Effects of rhIL-6 on Bcl-2 and Bax expression and apoptosis after anoxia-reoxygenation in cultured rat hippocampal neurons.
- Author:
Ai-Shi DING
1
;
Fu-Zhuang WANG
;
Li-Ying WU
;
Ming FAN
Author Information
1. Department of Neurobiology, Institute of Basic Medical Sciences, Academy of Military Medical Sciences, Beijing 100850.

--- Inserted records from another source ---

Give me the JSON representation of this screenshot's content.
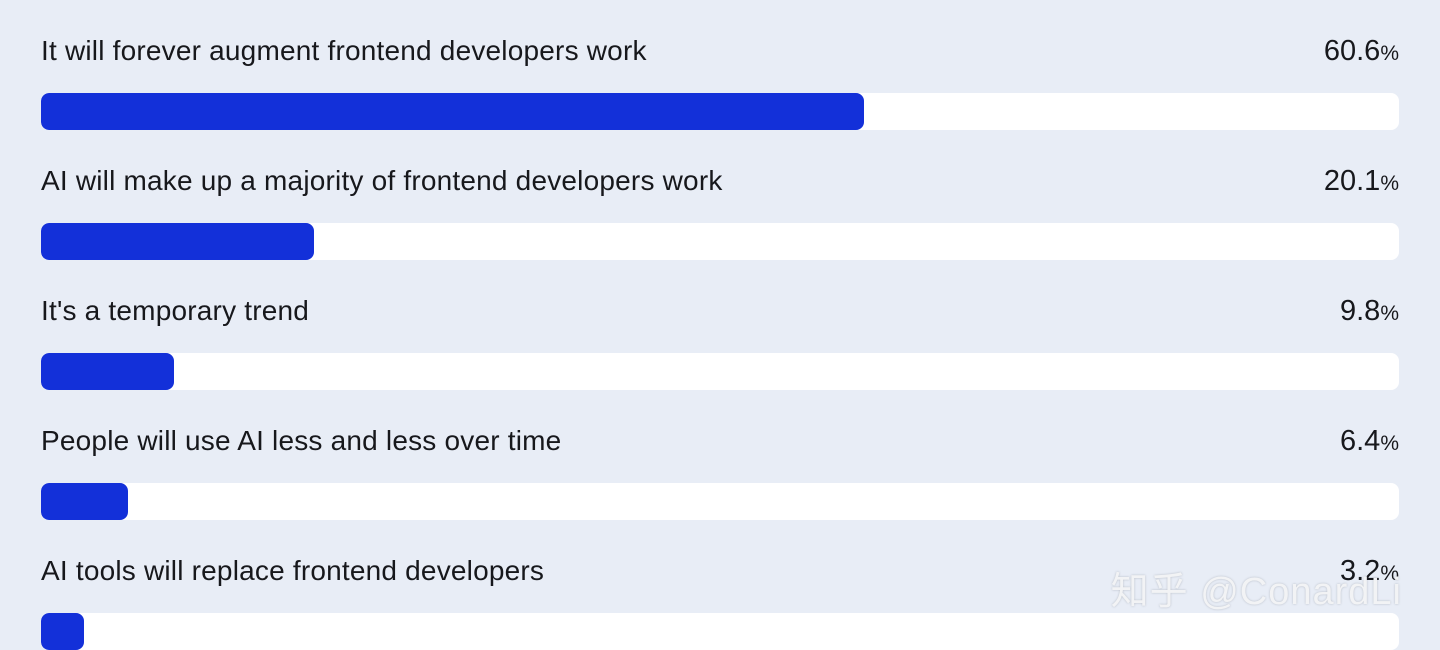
{
  "chart_data": {
    "type": "bar",
    "orientation": "horizontal",
    "categories": [
      "It will forever augment frontend developers work",
      "AI will make up a majority of frontend developers work",
      "It's a temporary trend",
      "People will use AI less and less over time",
      "AI tools will replace frontend developers"
    ],
    "values": [
      60.6,
      20.1,
      9.8,
      6.4,
      3.2
    ],
    "value_labels": [
      "60.6",
      "20.1",
      "9.8",
      "6.4",
      "3.2"
    ],
    "unit": "%",
    "xlim": [
      0,
      100
    ],
    "grid": false,
    "legend": "none"
  },
  "colors": {
    "background": "#e8edf6",
    "bar_fill": "#1330d9",
    "bar_track": "#ffffff",
    "text": "#17181c",
    "watermark": "#f2f3f5"
  },
  "watermark": "知乎 @ConardLi"
}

- Publication Type:Journal Article
- MeSH:
Animals;
Apoptosis;
drug effects;
Cell Hypoxia;
drug effects;
physiology;
Cells, Cultured;
Hippocampus;
cytology;
Interleukin-6;
pharmacology;
Neurons;
drug effects;
physiology;
Proto-Oncogene Proteins;
biosynthesis;
Proto-Oncogene Proteins c-bcl-2;
biosynthesis;
Rats;
Rats, Wistar;
Recombinant Proteins;
pharmacology;
bcl-2-Associated X Protein
- From:
Acta Physiologica Sinica
2002;54(2):115-120
- CountryChina
- Language:Chinese
-
Abstract:
The purpose of the present study was to determine the effects of recombinant human interleukin-6 (rhIL-6) on the Bcl-2 and Bax expression and apoptosis after anoxia-reoxygenation in cultured rat hippocampal neurons. The control and rhIL-6 treated hippocampal neurons cultured for 12 d were exposed to anoxia environment (90% N2+10% CO2) for 2 and 4 h and then were reoxygenated for 24 and 72 h. The expression of Bcl-2 and Bax was revealed immunocytochemically using the antiserum against Bcl-2 and Bax. The apoptosis was examined by the terminal deoxynucleotidyl transferase-mediated biotinylated deoxyuridine triphosphate nickel end labeling (TUNEL) method and flow cytometric analysis. The results showed that in cultured hippocampal neurons the Bcl-2 expression decreased while Bax expression and the percentage of apoptotic neurons increased after anoxia-reoxygenation compared with those before anoxia. In comparison with the control, after anoxia-reoxygenation the Bcl-2 expression in hippocampal neurons was higher than that in rhIL-6 group; however the Bax expression and the percentage of the apoptosis were decreased in rhIL-6 group. It is suggested that rhIL-6 may play a role in protecting neurons from the damage induced by anoxia-reoxygenation.